Whatever the lesson may be, the one constant for every client is that they come out of the session with a new understanding of their challenges and their purpose, in turn usually changing the course of their life forever. This alone speaks to the importance of Dolores’s work.
When I finished Convoluted Universe: Volume 5, there were many thoughts and emotions running through my head. At first, I felt a sense of sadness that Dolores’s incredible saga was coming to an end, and that I may never get to read another book written by such a remarkable woman. But the sadness quickly dissipated as a new sense of completion set in. Regardless of whether or not we get another book from Dolores, her work has touched us in a way that will never be forgotten, and will no doubt stand the test of time for future generations to delve into.

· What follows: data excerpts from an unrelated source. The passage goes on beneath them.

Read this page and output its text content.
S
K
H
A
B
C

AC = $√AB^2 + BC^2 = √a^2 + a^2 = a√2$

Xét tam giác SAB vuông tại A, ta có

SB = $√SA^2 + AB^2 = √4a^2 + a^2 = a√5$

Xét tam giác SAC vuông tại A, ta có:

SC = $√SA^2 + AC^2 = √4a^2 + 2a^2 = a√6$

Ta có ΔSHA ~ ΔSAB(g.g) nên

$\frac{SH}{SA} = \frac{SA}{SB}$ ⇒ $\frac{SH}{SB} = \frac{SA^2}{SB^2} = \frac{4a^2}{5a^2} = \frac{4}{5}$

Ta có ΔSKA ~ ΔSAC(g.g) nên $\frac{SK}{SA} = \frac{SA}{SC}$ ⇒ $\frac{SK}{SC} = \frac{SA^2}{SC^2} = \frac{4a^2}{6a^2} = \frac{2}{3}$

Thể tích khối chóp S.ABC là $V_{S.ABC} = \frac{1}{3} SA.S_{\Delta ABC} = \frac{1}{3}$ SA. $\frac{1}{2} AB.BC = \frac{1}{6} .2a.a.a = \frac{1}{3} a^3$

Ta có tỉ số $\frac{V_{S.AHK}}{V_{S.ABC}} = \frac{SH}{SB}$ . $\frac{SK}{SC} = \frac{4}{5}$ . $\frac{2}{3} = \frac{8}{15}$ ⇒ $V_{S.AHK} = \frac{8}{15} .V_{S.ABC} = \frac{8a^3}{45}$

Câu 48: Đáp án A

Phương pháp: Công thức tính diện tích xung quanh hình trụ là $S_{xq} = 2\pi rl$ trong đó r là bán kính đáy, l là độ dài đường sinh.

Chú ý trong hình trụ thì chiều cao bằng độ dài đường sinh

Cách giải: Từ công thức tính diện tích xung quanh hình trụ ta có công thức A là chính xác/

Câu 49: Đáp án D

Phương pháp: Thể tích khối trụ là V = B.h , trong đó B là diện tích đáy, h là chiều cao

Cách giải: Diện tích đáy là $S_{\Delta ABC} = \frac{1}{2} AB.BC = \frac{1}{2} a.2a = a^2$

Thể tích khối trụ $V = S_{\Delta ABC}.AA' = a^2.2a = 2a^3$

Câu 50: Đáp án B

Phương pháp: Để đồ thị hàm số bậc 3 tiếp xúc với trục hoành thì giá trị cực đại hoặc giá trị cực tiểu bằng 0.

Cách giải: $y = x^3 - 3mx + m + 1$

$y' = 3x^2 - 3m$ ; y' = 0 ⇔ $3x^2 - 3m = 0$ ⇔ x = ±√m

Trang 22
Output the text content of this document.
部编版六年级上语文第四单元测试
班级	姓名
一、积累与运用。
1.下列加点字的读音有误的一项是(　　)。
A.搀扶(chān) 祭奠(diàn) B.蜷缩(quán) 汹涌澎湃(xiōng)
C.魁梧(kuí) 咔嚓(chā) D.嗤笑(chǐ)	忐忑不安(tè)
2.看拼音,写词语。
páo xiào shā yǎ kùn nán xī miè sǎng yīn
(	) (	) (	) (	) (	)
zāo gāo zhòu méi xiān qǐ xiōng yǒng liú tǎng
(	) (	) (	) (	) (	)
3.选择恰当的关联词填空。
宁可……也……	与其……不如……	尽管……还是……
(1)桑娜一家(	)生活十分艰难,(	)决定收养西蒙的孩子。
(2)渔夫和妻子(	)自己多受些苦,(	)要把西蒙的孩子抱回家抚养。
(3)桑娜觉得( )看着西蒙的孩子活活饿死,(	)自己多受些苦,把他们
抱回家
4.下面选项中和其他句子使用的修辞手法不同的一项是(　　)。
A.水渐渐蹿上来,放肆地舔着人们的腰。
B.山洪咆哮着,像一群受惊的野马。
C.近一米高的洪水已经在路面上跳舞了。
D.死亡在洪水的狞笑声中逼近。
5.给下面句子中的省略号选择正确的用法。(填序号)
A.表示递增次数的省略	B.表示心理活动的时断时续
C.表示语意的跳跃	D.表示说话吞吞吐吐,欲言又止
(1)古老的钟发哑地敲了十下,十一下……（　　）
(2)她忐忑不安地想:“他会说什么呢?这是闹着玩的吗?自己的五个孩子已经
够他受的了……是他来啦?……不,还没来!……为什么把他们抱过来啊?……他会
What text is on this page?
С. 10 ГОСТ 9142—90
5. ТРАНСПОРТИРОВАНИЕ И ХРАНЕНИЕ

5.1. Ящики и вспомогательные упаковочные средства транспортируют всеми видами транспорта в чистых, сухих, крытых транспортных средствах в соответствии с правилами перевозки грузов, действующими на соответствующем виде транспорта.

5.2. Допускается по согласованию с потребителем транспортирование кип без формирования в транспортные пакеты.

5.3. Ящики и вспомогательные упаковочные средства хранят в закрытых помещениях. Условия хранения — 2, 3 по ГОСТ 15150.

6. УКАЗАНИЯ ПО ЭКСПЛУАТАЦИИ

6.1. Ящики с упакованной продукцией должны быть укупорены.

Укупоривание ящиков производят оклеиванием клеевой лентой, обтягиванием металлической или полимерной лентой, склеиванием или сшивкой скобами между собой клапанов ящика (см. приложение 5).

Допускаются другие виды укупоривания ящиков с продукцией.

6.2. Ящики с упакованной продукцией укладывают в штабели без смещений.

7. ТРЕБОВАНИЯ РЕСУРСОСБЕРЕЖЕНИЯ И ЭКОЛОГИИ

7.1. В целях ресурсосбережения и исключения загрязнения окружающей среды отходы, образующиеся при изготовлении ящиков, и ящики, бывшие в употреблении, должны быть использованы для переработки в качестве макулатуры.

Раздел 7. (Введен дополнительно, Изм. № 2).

Perhaps the most important takeaway from the book and all of its predecessors is that it encourages us to believe in a grander picture, one that transcends the tiny worries of our everyday lives, exposing the inner mysteries of the universe and teaching us that everything we experience, whether large or small, is part of something grander and more complex than we could ever imagine.
Thank you, Dolores, for all of the imagination and wonder you’ve sparked in us through your life’s work, instilling hope that we are all not only a part of something so large and convoluted, but also meaningful and perfect.